Case. Quibi — a mobile video-streaming venture by Jeffrey Katzenberg. Backed by investors swayed by his Hollywood track record. Product issues, weak retention, and poor demand were overlooked. Shut down within six months. Total loss: $1.75B.
9. The exit illusion
Many deals come with the thesis: “There’s always a strategic buyer in this space” or “This is a textbook acqui-hire.” But M&A activity is cyclical in most categories. Betting on an exit without validating demand is just betting on the market, not the business.
Case. Jawbone, a wearables company, was expected to be acquired by Apple or Samsung. That interest never materialized. The company went bankrupt in 2017.
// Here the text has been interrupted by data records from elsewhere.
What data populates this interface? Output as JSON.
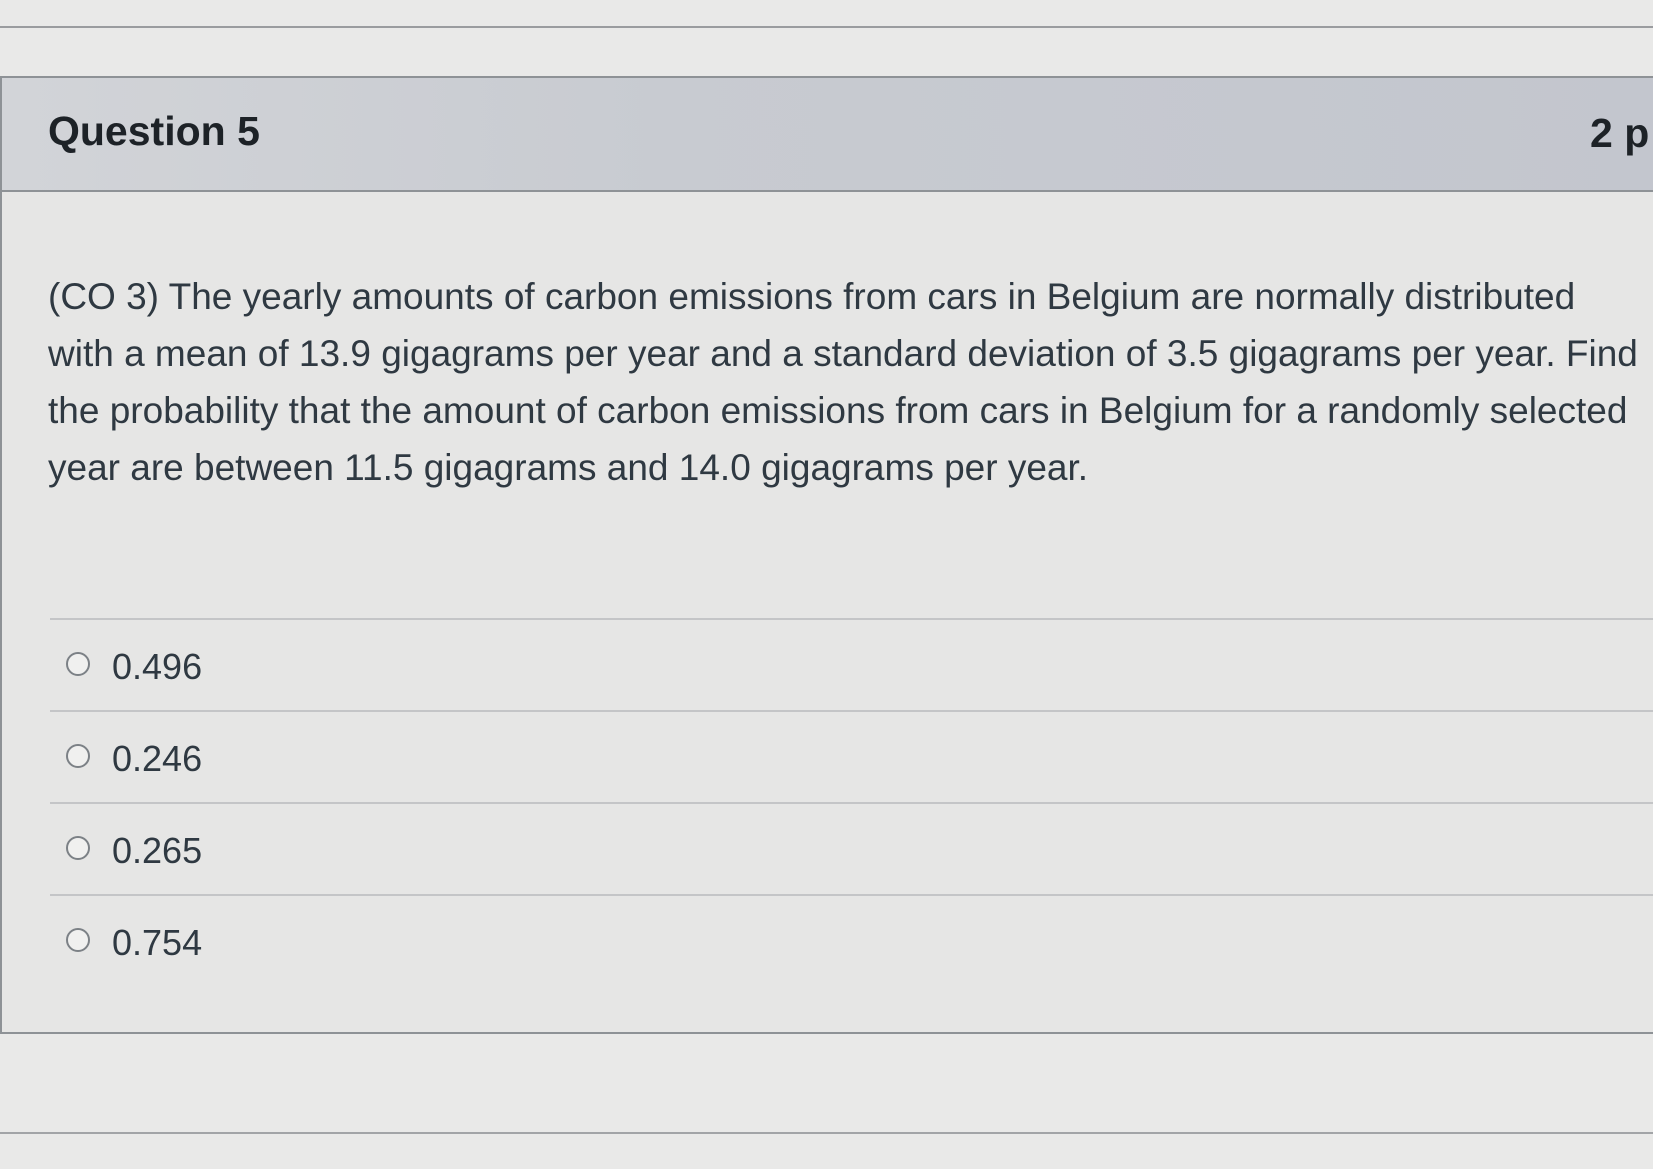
{
  "question": {
    "title": "Question 5",
    "points": "2 p",
    "text": "(CO 3) The yearly amounts of carbon emissions from cars in Belgium are normally distributed with a mean of 13.9 gigagrams per year and a standard deviation of 3.5 gigagrams per year. Find the probability that the amount of carbon emissions from cars in Belgium for a randomly selected year are between 11.5 gigagrams and 14.0 gigagrams per year.",
    "answers": [
      {
        "label": "0.496",
        "selected": false
      },
      {
        "label": "0.246",
        "selected": false
      },
      {
        "label": "0.265",
        "selected": false
      },
      {
        "label": "0.754",
        "selected": false
      }
    ]
  }
}
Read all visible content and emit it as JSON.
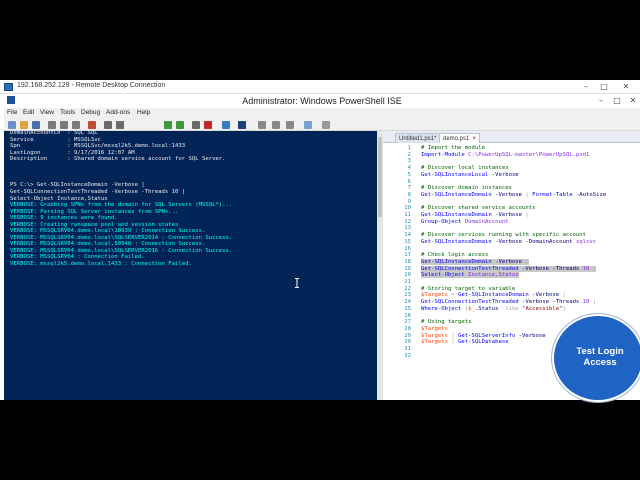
{
  "rdp": {
    "title": "192.168.252.129 - Remote Desktop Connection",
    "controls": [
      "–",
      "□",
      "✕"
    ]
  },
  "ise": {
    "title": "Administrator: Windows PowerShell ISE",
    "controls": [
      "–",
      "□",
      "✕"
    ],
    "menu": [
      "File",
      "Edit",
      "View",
      "Tools",
      "Debug",
      "Add-ons",
      "Help"
    ]
  },
  "console": {
    "lines": [
      {
        "text": "DomainAccountCn  : SQL SQL",
        "kind": "normal"
      },
      {
        "text": "Service          : MSSQLSvc",
        "kind": "normal"
      },
      {
        "text": "Spn              : MSSQLSvc/mssql2k5.demo.local:1433",
        "kind": "normal"
      },
      {
        "text": "LastLogon        : 9/17/2016 12:07 AM",
        "kind": "normal"
      },
      {
        "text": "Description      : Shared domain service account for SQL Server.",
        "kind": "normal"
      },
      {
        "text": "",
        "kind": "normal"
      },
      {
        "text": "",
        "kind": "normal"
      },
      {
        "text": "",
        "kind": "normal"
      },
      {
        "text": "PS C:\\> Get-SQLInstanceDomain -Verbose |",
        "kind": "normal"
      },
      {
        "text": "Get-SQLConnectionTestThreaded -Verbose -Threads 10 |",
        "kind": "normal"
      },
      {
        "text": "Select-Object Instance,Status",
        "kind": "normal"
      },
      {
        "text": "VERBOSE: Grabbing SPNs from the domain for SQL Servers (MSSQL*)...",
        "kind": "verbose"
      },
      {
        "text": "VERBOSE: Parsing SQL Server instances from SPNs...",
        "kind": "verbose"
      },
      {
        "text": "VERBOSE: 9 instances were found.",
        "kind": "verbose"
      },
      {
        "text": "VERBOSE: Creating runspace pool and session states",
        "kind": "verbose"
      },
      {
        "text": "VERBOSE: MSSQLSRV04.demo.local\\10939 : Connection Success.",
        "kind": "verbose"
      },
      {
        "text": "VERBOSE: MSSQLSRV04.demo.local\\SQLSERVER2014 : Connection Success.",
        "kind": "verbose"
      },
      {
        "text": "VERBOSE: MSSQLSRV04.demo.local,50948 : Connection Success.",
        "kind": "verbose"
      },
      {
        "text": "VERBOSE: MSSQLSRV04.demo.local\\SQLSERVER2016 : Connection Success.",
        "kind": "verbose"
      },
      {
        "text": "VERBOSE: MSSQLSRV04 : Connection Failed.",
        "kind": "verbose"
      },
      {
        "text": "VERBOSE: mssql2k5.demo.local,1433 : Connection Failed.",
        "kind": "verbose"
      }
    ]
  },
  "editor": {
    "tabs": [
      {
        "label": "Untitled1.ps1*",
        "active": false
      },
      {
        "label": "demo.ps1",
        "active": true
      }
    ],
    "lines": [
      {
        "num": "1",
        "parts": [
          {
            "t": "# Import the module",
            "c": "c-comment"
          }
        ]
      },
      {
        "num": "2",
        "parts": [
          {
            "t": "Import-Module ",
            "c": "c-cmd"
          },
          {
            "t": "C:\\PowerUpSQL-master\\PowerUpSQL.psd1",
            "c": "c-arg"
          }
        ]
      },
      {
        "num": "3",
        "parts": []
      },
      {
        "num": "4",
        "parts": [
          {
            "t": "# Discover local instances",
            "c": "c-comment"
          }
        ]
      },
      {
        "num": "5",
        "parts": [
          {
            "t": "Get-SQLInstanceLocal ",
            "c": "c-cmd"
          },
          {
            "t": "-Verbose",
            "c": "c-param"
          }
        ]
      },
      {
        "num": "6",
        "parts": []
      },
      {
        "num": "7",
        "parts": [
          {
            "t": "# Discover domain instances",
            "c": "c-comment"
          }
        ]
      },
      {
        "num": "8",
        "parts": [
          {
            "t": "Get-SQLInstanceDomain ",
            "c": "c-cmd"
          },
          {
            "t": "-Verbose ",
            "c": "c-param"
          },
          {
            "t": "| ",
            "c": "c-op"
          },
          {
            "t": "Format-Table ",
            "c": "c-cmd"
          },
          {
            "t": "-AutoSize",
            "c": "c-param"
          }
        ]
      },
      {
        "num": "9",
        "parts": []
      },
      {
        "num": "10",
        "parts": [
          {
            "t": "# Discover shared service accounts",
            "c": "c-comment"
          }
        ]
      },
      {
        "num": "11",
        "parts": [
          {
            "t": "Get-SQLInstanceDomain ",
            "c": "c-cmd"
          },
          {
            "t": "-Verbose ",
            "c": "c-param"
          },
          {
            "t": "|",
            "c": "c-op"
          }
        ]
      },
      {
        "num": "12",
        "parts": [
          {
            "t": "Group-Object ",
            "c": "c-cmd"
          },
          {
            "t": "DomainAccount",
            "c": "c-arg"
          }
        ]
      },
      {
        "num": "13",
        "parts": []
      },
      {
        "num": "14",
        "parts": [
          {
            "t": "# Discover services running with specific account",
            "c": "c-comment"
          }
        ]
      },
      {
        "num": "15",
        "parts": [
          {
            "t": "Get-SQLInstanceDomain ",
            "c": "c-cmd"
          },
          {
            "t": "-Verbose ",
            "c": "c-param"
          },
          {
            "t": "-DomainAccount ",
            "c": "c-param"
          },
          {
            "t": "sqlsvc",
            "c": "c-arg"
          }
        ]
      },
      {
        "num": "16",
        "parts": []
      },
      {
        "num": "17",
        "parts": [
          {
            "t": "# Check login access",
            "c": "c-comment"
          }
        ]
      },
      {
        "num": "18",
        "hl": true,
        "parts": [
          {
            "t": "Get-SQLInstanceDomain ",
            "c": "c-cmd"
          },
          {
            "t": "-Verbose ",
            "c": "c-param"
          },
          {
            "t": "|",
            "c": "c-op"
          }
        ]
      },
      {
        "num": "19",
        "hl": true,
        "parts": [
          {
            "t": "Get-SQLConnectionTestThreaded ",
            "c": "c-cmd"
          },
          {
            "t": "-Verbose ",
            "c": "c-param"
          },
          {
            "t": "-Threads ",
            "c": "c-param"
          },
          {
            "t": "10 ",
            "c": "c-arg"
          },
          {
            "t": "|",
            "c": "c-op"
          }
        ]
      },
      {
        "num": "20",
        "hl": true,
        "parts": [
          {
            "t": "Select-Object ",
            "c": "c-cmd"
          },
          {
            "t": "Instance,Status",
            "c": "c-arg"
          }
        ]
      },
      {
        "num": "21",
        "parts": []
      },
      {
        "num": "22",
        "parts": [
          {
            "t": "# Storing target to variable",
            "c": "c-comment"
          }
        ]
      },
      {
        "num": "23",
        "parts": [
          {
            "t": "$Targets ",
            "c": "c-var"
          },
          {
            "t": "= ",
            "c": "c-op"
          },
          {
            "t": "Get-SQLInstanceDomain ",
            "c": "c-cmd"
          },
          {
            "t": "-Verbose ",
            "c": "c-param"
          },
          {
            "t": "|",
            "c": "c-op"
          }
        ]
      },
      {
        "num": "24",
        "parts": [
          {
            "t": "Get-SQLConnectionTestThreaded ",
            "c": "c-cmd"
          },
          {
            "t": "-Verbose ",
            "c": "c-param"
          },
          {
            "t": "-Threads ",
            "c": "c-param"
          },
          {
            "t": "10 ",
            "c": "c-arg"
          },
          {
            "t": "|",
            "c": "c-op"
          }
        ]
      },
      {
        "num": "25",
        "parts": [
          {
            "t": "Where-Object ",
            "c": "c-cmd"
          },
          {
            "t": "{",
            "c": "c-op"
          },
          {
            "t": "$_",
            "c": "c-var"
          },
          {
            "t": ".Status ",
            "c": "c-param"
          },
          {
            "t": "-like ",
            "c": "c-op"
          },
          {
            "t": "\"Accessible\"",
            "c": "c-str"
          },
          {
            "t": "}",
            "c": "c-op"
          }
        ]
      },
      {
        "num": "26",
        "parts": []
      },
      {
        "num": "27",
        "parts": [
          {
            "t": "# Using targets",
            "c": "c-comment"
          }
        ]
      },
      {
        "num": "28",
        "parts": [
          {
            "t": "$Targets",
            "c": "c-var"
          }
        ]
      },
      {
        "num": "29",
        "parts": [
          {
            "t": "$Targets ",
            "c": "c-var"
          },
          {
            "t": "| ",
            "c": "c-op"
          },
          {
            "t": "Get-SQLServerInfo ",
            "c": "c-cmd"
          },
          {
            "t": "-Verbose",
            "c": "c-param"
          }
        ]
      },
      {
        "num": "30",
        "parts": [
          {
            "t": "$Targets ",
            "c": "c-var"
          },
          {
            "t": "| ",
            "c": "c-op"
          },
          {
            "t": "Get-SQLDatabase",
            "c": "c-cmd"
          }
        ]
      },
      {
        "num": "31",
        "parts": []
      },
      {
        "num": "32",
        "parts": []
      }
    ]
  },
  "badge": {
    "label": "Test Login Access",
    "color": "#1f63c4"
  },
  "colors": {
    "console_bg": "#012456",
    "console_text": "#eeedf0",
    "verbose_text": "#00ffff",
    "selection": "#c9c9c9"
  },
  "icons": {
    "toolbar": [
      "new-file-icon",
      "open-icon",
      "save-icon",
      "cut-icon",
      "copy-icon",
      "paste-icon",
      "clear-icon",
      "undo-icon",
      "redo-icon",
      "run-icon",
      "run-selection-icon",
      "debug-icon",
      "stop-icon",
      "remote-icon",
      "console-icon",
      "layout-top-icon",
      "layout-side-icon",
      "layout-max-icon",
      "show-commands-icon",
      "addon-icon"
    ],
    "cursor": "text-cursor-icon"
  }
}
10. Not understanding the logic of the funds you’re co-investing with
Syndicates and individual investors often join deals with funds — without understanding how those funds operate. How do they model IRR? What counts as a win? What's their plan if the deal stalls?
Case. Better Place — an EV infrastructure company backed by major VC and corporate funds. The problem? Each fund had a different exit plan. Result: misaligned incentives, a stalled round, and bankruptcy.
Counterexample: when everything clicked
Deal (mid-2020): a foodtech startup with a D2C product, thin margins, but a well-structured go-to-market plan. The angel syndicate demanded full transparency on gross margin and direct access to the CFO. By Series A, margin turned positive. In 2023 — secondary at a 5x.
Why it worked:
– Rigorous analysis before entry– Signed investor agreement– Follow-on strategy locked in early– Exit scenarios modeled in advance: M&A, secondary, or Series C growth
Conclusion
Losses aren’t an anomaly. They’re part of the stats. A fund’s IRR is built on a few wins and a long tail of zeros.
But most of the damage to returns comes from small mistakes — repeated systematically.
A good investor isn’t the one who never errs. It’s the one who builds a system that absorbs those errors and still maintains capital efficiency, even in volatile conditions.
If your model allows for mistakes — but prevents structural collapse — you’re on the right track.